Thursday, April 30, 2020

Illinois Is Not Sending Us Their Best Strippers

Every once in a while, a non-COVID-19 related news story pops up, and it is a relief to recount it. Yesterday's tale was the arrest of a distraught woman from Illinois in the vicinity of the USS Intrepid Sea, Air, and Space Museum, which she believed was the USNS Comfort hospital ship. Being a high-class publication, the NY Post coverage makes clear that the woman is a stripper... that's precisely the titillating content that this Murdoch rag promulgates.

Of course, the deranged woman is a QAnon follower, and she ranted about Hillary Clinton and John Podesta, and spoke about taking down Joe Biden. Apparently, she's been a Trump supporter for a while, but she's active in the QAnon community for a couple of weeks and had a rapid downward spiral into madness. The fact that she had eighteen knives is her car suggests that she was no longer willing to 'Trust the Plan' and sought to take matters into her own hands. Eighteen knives! I don't even have that many knives in my house, including the flatware.

The video of her arrest is unsettling, but she was apprehended without incident and sent to a hospital for evaluation:

The whole QAnon thing fascinates me... I believe it started out as a LARP started by a troll, but morphed into a grift that morphed into a cult. I am reminded of the titular play in Robert Chambers' The King in Yellow, a work of art that has the power to unhinge the reader:

During my convalescence I had bought and read for the first time, The King in Yellow. I remember after finishing the first act that it occurred to me that I had better stop. I started up and flung the book into the fireplace; the volume struck the barred grate and fell open on the hearth in the firelight. If I had not caught a glimpse of the opening words in the second act I should never have finished it, but as I stooped to pick it up, my eyes became riveted to the open page, and with a cry of terror, or perhaps it was of joy so poignant that I suffered in every nerve, I snatched the thing out of the coals and crept shaking to my bedroom, where I read it and reread it, and wept and laughed and trembled with a horror which at times assails me yet. This is the thing that troubles me, for I cannot forget Carcosa where black stars hang in the heavens; where the shadows of men's thoughts lengthen in the afternoon, when the twin suns sink into the lake of Hali; and my mind will bear for ever the memory of the Pallid Mask. I pray God will curse the writer, as the writer has cursed the world with this beautiful, stupendous creation, terrible in its simplicity, irresistible in its truth—a world which now trembles before the King in Yellow. When the French Government seized the translated copies which had just arrived in Paris, London, of course, became eager to read it. It is well known how the book spread like an infectious disease, from city to city, from continent to continent, barred out here, confiscated there, denounced by Press and pulpit, censured even by the most advanced of literary anarchists.
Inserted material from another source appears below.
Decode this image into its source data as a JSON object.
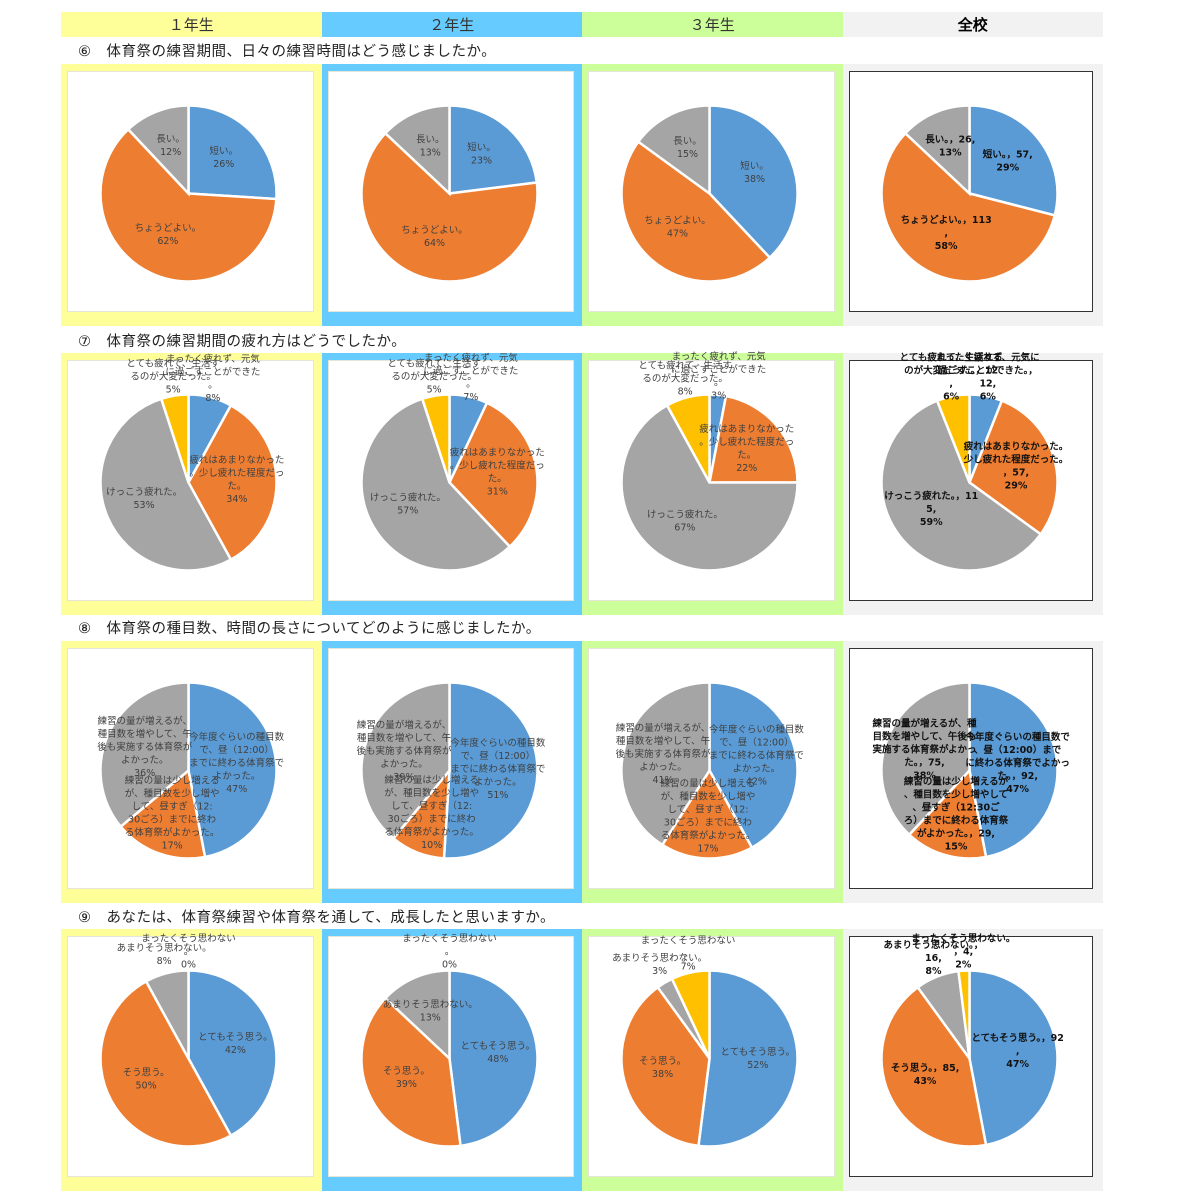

No definite principles had been violated in those wicked pages, no doctrine promulgated, no convictions outraged. It could not be judged by any known standard, yet, although it was acknowledged that the supreme note of art had been struck in The King in Yellow, all felt that human nature could not bear the strain, nor thrive on words in which the essence of purest poison lurked. The very banality and innocence of the first act only allowed the blow to fall afterward with more awful effect.

The QAnon Conspiracy Complex is perfectly tailored to further radicalize Trump dead-enders. It posits that Trump is a super-genius of sterling moral character, that his opponents are evil beyond all possible redemption, and that all of the Deplorables' foes will meet a sticky end, tried and executed by military tribunals. The end result is supposed to be a utopia in which the formerly despised conspiracy theorists will become revered leaders, recognized for the wisdom which led them to see what the 'normies' were unable to see in time. It's a heady narrative, but the fact that it's not coming to fruition is driving people to madness... in a very real sense, as Chambers would put it, the very banality and innocence of the first act only allows the blow to fall afterward with more awful effect.

Title taken from this infamous Trump quote.


bowtiejack said...

Good stuff.
Wow! Somebody else who has read The King in Yellow.
And I thought I was the only one.
But now all of that strangeness is evidencing itself in our current life.
Sort of reminds you of the FBI interviewing Heinlein because what he was writing was too close to stuff nobody was supposed to know.

Anathema Device said...

Future historians are going to need the *good* drugs to cope with teasing out and describing the idiocy and weirdness of the past two decades.

Big Bad Bald Bastard said...

I think the book is more popular than you think it is. I've been singing its praises practically since day one.

I don't know if there will be any good drugs, it's looking like roving bands of bondage gear wearing mutants will be licking toads, the way things are going.